As KKR, a private equity firm, prepared to take Gardner-Denver, one of its portfolio companies, public in mid-2017, a discussion arose on the Gardner-Denver board about the implications of granting approximately $110 million in equity to its global employee base as part of its innovative “broad-based employee ownership program.”
KKR (formerly known as Kohlberg Kravis Roberts & Co.) had bought equipment manufacturer Gardner-Denver in July of 2013 for $3.9 billion. The acquisition had been headed by Pete Stavros, a partner and head of the Industrials group. Three years earlier, Stavros and his team had set aside stock options as part of its 2013 Stock Incentive Plan – with the expressed intention of converting the options to stock and then distributing to all employees at the time of the IPO.

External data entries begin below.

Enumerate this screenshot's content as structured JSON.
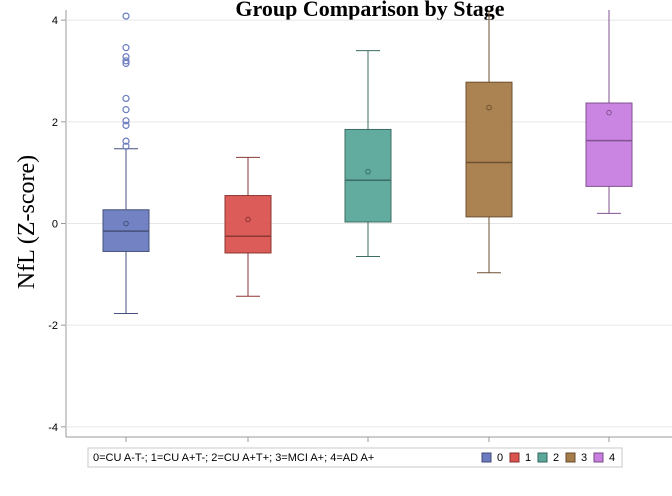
{
  "chart_data": {
    "type": "box",
    "title": "Group Comparison by Stage",
    "ylabel": "NfL (Z-score)",
    "xlabel": "",
    "ylim": [
      -4.2,
      4.2
    ],
    "yticks": [
      -4,
      -2,
      0,
      2,
      4
    ],
    "grid": true,
    "categories": [
      "0",
      "1",
      "2",
      "3",
      "4"
    ],
    "boxes": [
      {
        "category": "0",
        "color": "#6b7bbf",
        "q1": -0.55,
        "median": -0.15,
        "q3": 0.27,
        "whisker_low": -1.77,
        "whisker_high": 1.47,
        "mean": 0.0,
        "outliers": [
          1.52,
          1.62,
          1.93,
          2.02,
          2.24,
          2.46,
          3.15,
          3.2,
          3.28,
          3.46,
          4.08
        ]
      },
      {
        "category": "1",
        "color": "#d9534f",
        "q1": -0.58,
        "median": -0.25,
        "q3": 0.55,
        "whisker_low": -1.43,
        "whisker_high": 1.3,
        "mean": 0.08,
        "outliers": []
      },
      {
        "category": "2",
        "color": "#5aa89a",
        "q1": 0.03,
        "median": 0.85,
        "q3": 1.85,
        "whisker_low": -0.65,
        "whisker_high": 3.4,
        "mean": 1.02,
        "outliers": []
      },
      {
        "category": "3",
        "color": "#a67c4a",
        "q1": 0.13,
        "median": 1.2,
        "q3": 2.78,
        "whisker_low": -0.97,
        "whisker_high": 4.5,
        "mean": 2.28,
        "outliers": []
      },
      {
        "category": "4",
        "color": "#c77ee0",
        "q1": 0.73,
        "median": 1.63,
        "q3": 2.37,
        "whisker_low": 0.2,
        "whisker_high": 4.5,
        "mean": 2.18,
        "outliers": []
      }
    ],
    "legend": {
      "description": "0=CU A-T-; 1=CU A+T-; 2=CU A+T+; 3=MCI A+; 4=AD A+",
      "entries": [
        "0",
        "1",
        "2",
        "3",
        "4"
      ],
      "placement": "bottom"
    }
  }
}
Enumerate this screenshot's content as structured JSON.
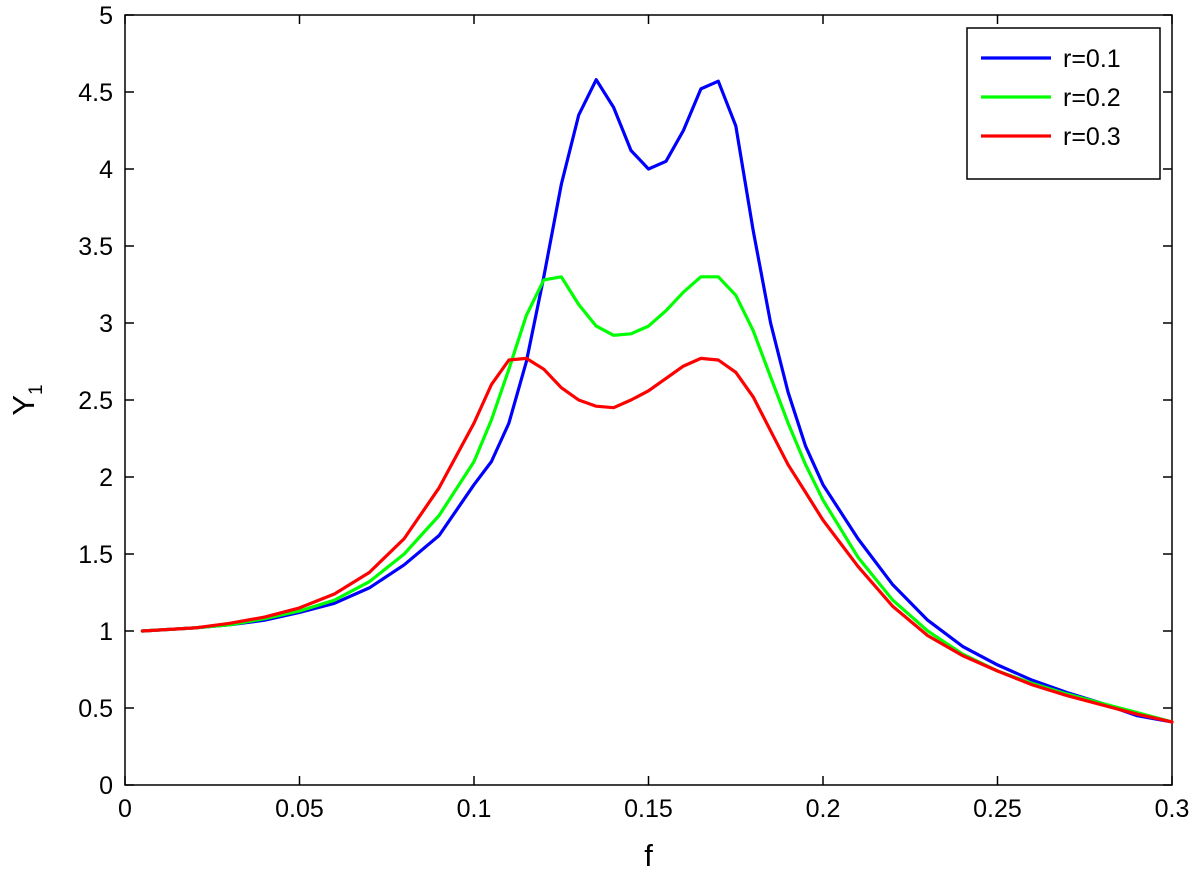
{
  "chart_data": {
    "type": "line",
    "title": "",
    "xlabel": "f",
    "ylabel": "Y",
    "ylabel_subscript": "1",
    "xlim": [
      0,
      0.3
    ],
    "ylim": [
      0,
      5
    ],
    "grid": false,
    "legend_position": "top-right",
    "x_ticks": [
      0,
      0.05,
      0.1,
      0.15,
      0.2,
      0.25,
      0.3
    ],
    "x_tick_labels": [
      "0",
      "0.05",
      "0.1",
      "0.15",
      "0.2",
      "0.25",
      "0.3"
    ],
    "y_ticks": [
      0,
      0.5,
      1,
      1.5,
      2,
      2.5,
      3,
      3.5,
      4,
      4.5,
      5
    ],
    "y_tick_labels": [
      "0",
      "0.5",
      "1",
      "1.5",
      "2",
      "2.5",
      "3",
      "3.5",
      "4",
      "4.5",
      "5"
    ],
    "series": [
      {
        "name": "r=0.1",
        "color": "#0000ff",
        "x": [
          0.005,
          0.02,
          0.03,
          0.04,
          0.05,
          0.06,
          0.07,
          0.08,
          0.09,
          0.1,
          0.105,
          0.11,
          0.115,
          0.12,
          0.125,
          0.13,
          0.135,
          0.14,
          0.145,
          0.15,
          0.155,
          0.16,
          0.165,
          0.17,
          0.175,
          0.18,
          0.185,
          0.19,
          0.195,
          0.2,
          0.21,
          0.22,
          0.23,
          0.24,
          0.25,
          0.26,
          0.27,
          0.28,
          0.29,
          0.3
        ],
        "y": [
          1.0,
          1.02,
          1.04,
          1.07,
          1.12,
          1.18,
          1.28,
          1.43,
          1.62,
          1.95,
          2.1,
          2.35,
          2.75,
          3.3,
          3.9,
          4.35,
          4.58,
          4.4,
          4.12,
          4.0,
          4.05,
          4.25,
          4.52,
          4.57,
          4.28,
          3.6,
          3.0,
          2.55,
          2.2,
          1.95,
          1.6,
          1.3,
          1.07,
          0.9,
          0.78,
          0.68,
          0.6,
          0.53,
          0.45,
          0.41
        ]
      },
      {
        "name": "r=0.2",
        "color": "#00ff00",
        "x": [
          0.005,
          0.02,
          0.03,
          0.04,
          0.05,
          0.06,
          0.07,
          0.08,
          0.09,
          0.1,
          0.105,
          0.11,
          0.115,
          0.12,
          0.125,
          0.13,
          0.135,
          0.14,
          0.145,
          0.15,
          0.155,
          0.16,
          0.165,
          0.17,
          0.175,
          0.18,
          0.185,
          0.19,
          0.195,
          0.2,
          0.21,
          0.22,
          0.23,
          0.24,
          0.25,
          0.26,
          0.27,
          0.28,
          0.29,
          0.3
        ],
        "y": [
          1.0,
          1.02,
          1.04,
          1.08,
          1.13,
          1.2,
          1.32,
          1.5,
          1.75,
          2.1,
          2.37,
          2.7,
          3.05,
          3.28,
          3.3,
          3.12,
          2.98,
          2.92,
          2.93,
          2.98,
          3.08,
          3.2,
          3.3,
          3.3,
          3.18,
          2.95,
          2.65,
          2.35,
          2.08,
          1.85,
          1.48,
          1.2,
          1.0,
          0.85,
          0.74,
          0.66,
          0.59,
          0.53,
          0.47,
          0.41
        ]
      },
      {
        "name": "r=0.3",
        "color": "#ff0000",
        "x": [
          0.005,
          0.02,
          0.03,
          0.04,
          0.05,
          0.06,
          0.07,
          0.08,
          0.09,
          0.1,
          0.105,
          0.11,
          0.115,
          0.12,
          0.125,
          0.13,
          0.135,
          0.14,
          0.145,
          0.15,
          0.155,
          0.16,
          0.165,
          0.17,
          0.175,
          0.18,
          0.185,
          0.19,
          0.195,
          0.2,
          0.21,
          0.22,
          0.23,
          0.24,
          0.25,
          0.26,
          0.27,
          0.28,
          0.29,
          0.3
        ],
        "y": [
          1.0,
          1.02,
          1.05,
          1.09,
          1.15,
          1.24,
          1.38,
          1.6,
          1.93,
          2.35,
          2.6,
          2.76,
          2.77,
          2.7,
          2.58,
          2.5,
          2.46,
          2.45,
          2.5,
          2.56,
          2.64,
          2.72,
          2.77,
          2.76,
          2.68,
          2.52,
          2.3,
          2.08,
          1.9,
          1.72,
          1.42,
          1.16,
          0.97,
          0.84,
          0.74,
          0.65,
          0.58,
          0.52,
          0.46,
          0.41
        ]
      }
    ]
  }
}
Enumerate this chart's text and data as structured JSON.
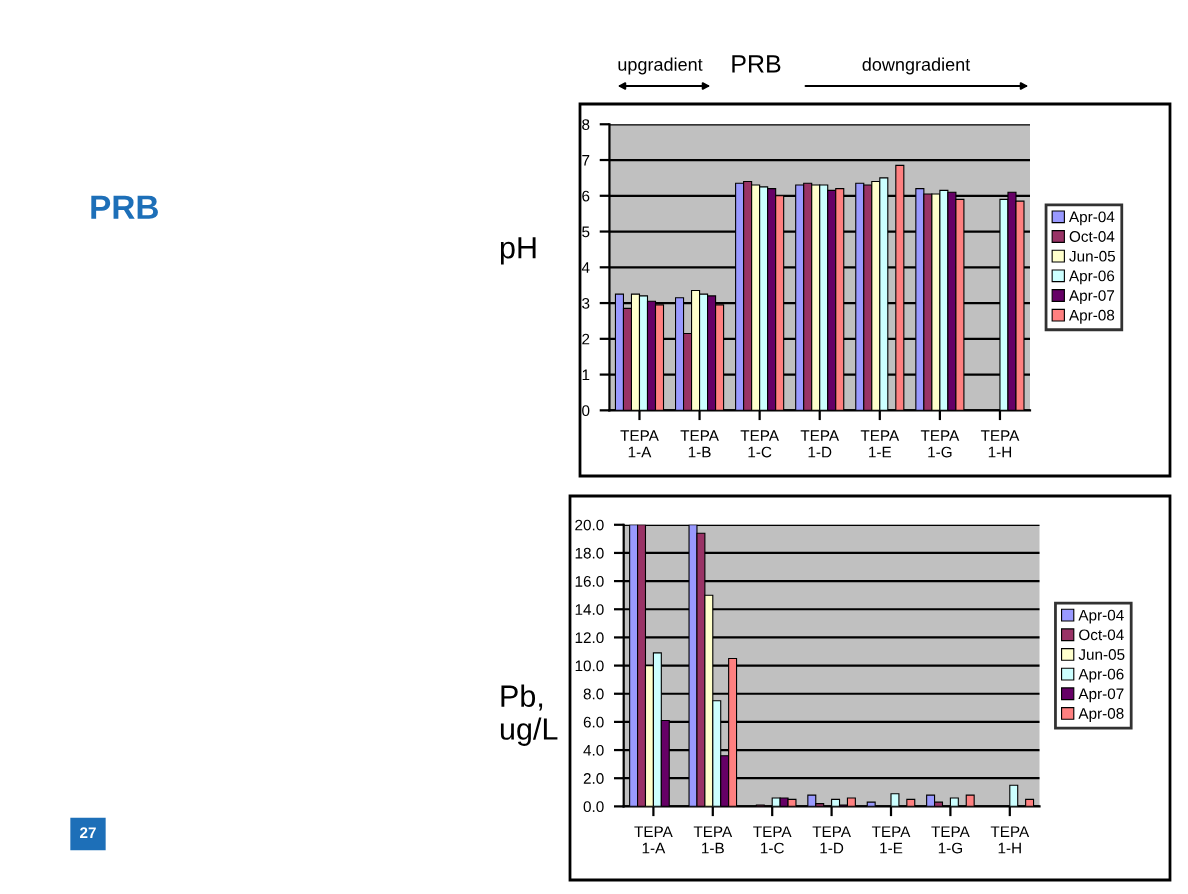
{
  "chart_data": [
    {
      "type": "bar",
      "ylabel": "pH",
      "annotations": [
        "upgradient",
        "PRB",
        "downgradient",
        "PRB"
      ],
      "categories": [
        "TEPA\n1-A",
        "TEPA\n1-B",
        "TEPA\n1-C",
        "TEPA\n1-D",
        "TEPA\n1-E",
        "TEPA\n1-G",
        "TEPA\n1-H"
      ],
      "series": [
        {
          "name": "Apr-04",
          "color": "#9999ff",
          "values": [
            3.25,
            3.15,
            6.35,
            6.3,
            6.35,
            6.2,
            null
          ]
        },
        {
          "name": "Oct-04",
          "color": "#993366",
          "values": [
            2.85,
            2.15,
            6.4,
            6.35,
            6.3,
            6.05,
            null
          ]
        },
        {
          "name": "Jun-05",
          "color": "#ffffcc",
          "values": [
            3.25,
            3.35,
            6.3,
            6.3,
            6.4,
            6.05,
            null
          ]
        },
        {
          "name": "Apr-06",
          "color": "#ccffff",
          "values": [
            3.2,
            3.25,
            6.25,
            6.3,
            6.5,
            6.15,
            5.9
          ]
        },
        {
          "name": "Apr-07",
          "color": "#660066",
          "values": [
            3.05,
            3.2,
            6.2,
            6.15,
            null,
            6.1,
            6.1
          ]
        },
        {
          "name": "Apr-08",
          "color": "#ff8080",
          "values": [
            2.95,
            2.95,
            6.0,
            6.2,
            6.85,
            5.9,
            5.85
          ]
        }
      ],
      "ylim": [
        0,
        8
      ],
      "yticks": [
        0,
        1,
        2,
        3,
        4,
        5,
        6,
        7,
        8
      ],
      "grid": "y",
      "legend": "right"
    },
    {
      "type": "bar",
      "ylabel": "Pb,\nug/L",
      "annotations": [
        "27"
      ],
      "categories": [
        "TEPA\n1-A",
        "TEPA\n1-B",
        "TEPA\n1-C",
        "TEPA\n1-D",
        "TEPA\n1-E",
        "TEPA\n1-G",
        "TEPA\n1-H"
      ],
      "series": [
        {
          "name": "Apr-04",
          "color": "#9999ff",
          "values": [
            20,
            20,
            null,
            0.8,
            0.3,
            0.8,
            null
          ]
        },
        {
          "name": "Oct-04",
          "color": "#993366",
          "values": [
            20,
            19.4,
            0.1,
            0.2,
            null,
            0.3,
            null
          ]
        },
        {
          "name": "Jun-05",
          "color": "#ffffcc",
          "values": [
            10,
            15,
            null,
            null,
            null,
            null,
            null
          ]
        },
        {
          "name": "Apr-06",
          "color": "#ccffff",
          "values": [
            10.9,
            7.5,
            0.6,
            0.5,
            0.9,
            0.6,
            1.5
          ]
        },
        {
          "name": "Apr-07",
          "color": "#660066",
          "values": [
            6.1,
            3.6,
            0.6,
            0.1,
            null,
            null,
            null
          ]
        },
        {
          "name": "Apr-08",
          "color": "#ff8080",
          "values": [
            null,
            10.5,
            0.5,
            0.6,
            0.5,
            0.8,
            0.5
          ]
        }
      ],
      "ylim": [
        0,
        20
      ],
      "yticks": [
        {
          "value": 0,
          "label": "0.0"
        },
        {
          "value": 2,
          "label": "2.0"
        },
        {
          "value": 4,
          "label": "4.0"
        },
        {
          "value": 6,
          "label": "6.0"
        },
        {
          "value": 8,
          "label": "8.0"
        },
        {
          "value": 10,
          "label": "10.0"
        },
        {
          "value": 12,
          "label": "12.0"
        },
        {
          "value": 14,
          "label": "14.0"
        },
        {
          "value": 16,
          "label": "16.0"
        },
        {
          "value": 18,
          "label": "18.0"
        },
        {
          "value": 20,
          "label": "20.0"
        }
      ],
      "grid": "y",
      "legend": "right"
    }
  ]
}
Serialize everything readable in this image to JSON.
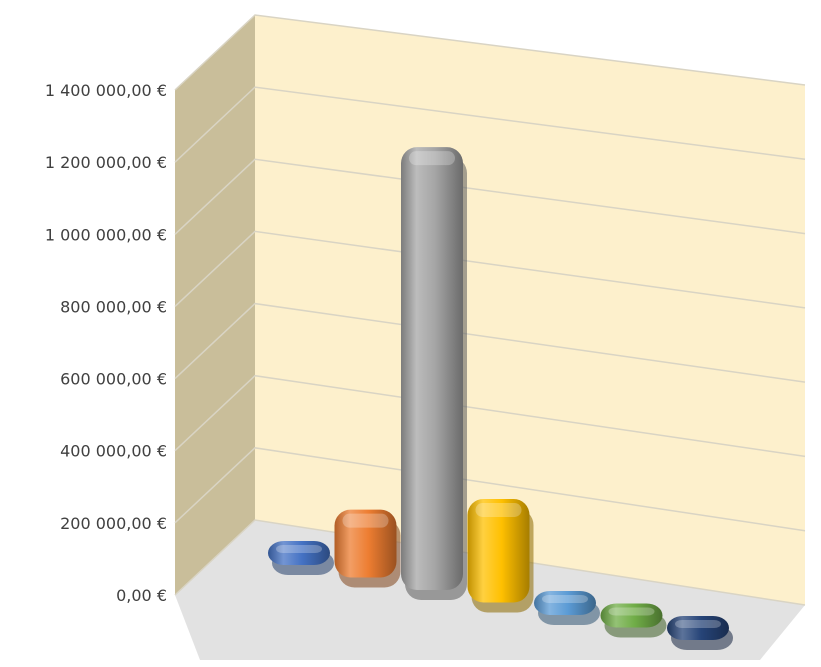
{
  "chart_data": {
    "type": "bar",
    "title": "",
    "xlabel": "",
    "ylabel": "",
    "ylim": [
      0,
      1400000
    ],
    "grid": true,
    "legend": "none",
    "three_d": true,
    "y_ticks": [
      {
        "value": 0,
        "label": "0,00 €"
      },
      {
        "value": 200000,
        "label": "200 000,00 €"
      },
      {
        "value": 400000,
        "label": "400 000,00 €"
      },
      {
        "value": 600000,
        "label": "600 000,00 €"
      },
      {
        "value": 800000,
        "label": "800 000,00 €"
      },
      {
        "value": 1000000,
        "label": "1 000 000,00 €"
      },
      {
        "value": 1200000,
        "label": "1 200 000,00 €"
      },
      {
        "value": 1400000,
        "label": "1 400 000,00 €"
      }
    ],
    "bars": [
      {
        "value": 5000,
        "color": "#4472C4"
      },
      {
        "value": 190000,
        "color": "#ED7D31"
      },
      {
        "value": 1240000,
        "color": "#A5A5A5"
      },
      {
        "value": 290000,
        "color": "#FFC000"
      },
      {
        "value": 8000,
        "color": "#5B9BD5"
      },
      {
        "value": 8000,
        "color": "#70AD47"
      },
      {
        "value": 5000,
        "color": "#264478"
      }
    ],
    "colors": {
      "back_wall": "#FDF0CC",
      "side_wall": "#C9BE9A",
      "floor": "#E2E2E2",
      "gridline": "#D9D4C4"
    }
  }
}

Gardner Denver’s board was comprised of both KKR and non-KKR executives. Those who hailed from outside of KKR were unfamiliar with KKR Industrials’ program for broad-based ownership and were interested in better understanding the implications of the program now that it was imminent. First and foremost, the board was interested in evaluating the potential benefits and limitations of the program. Was the generous equity package that Stavros proposed be allotted to 6,100 employees the wisest move and the right timing for Gardner Denver and its new shareholders? If so, what was the optimal way to implement the program across 70 to 80 countries in which Gardner-Denver operated worldwide? What changes would need to occur in the Gardner Denver culture to pull off a program of this magnitude, with no real precedent outside of KKR Industrial’s experience? And how much operational improvement would Gardner Denver need to achieve such that the program would pay for itself, given the level of dilution associated with it? Yale Case 20-039.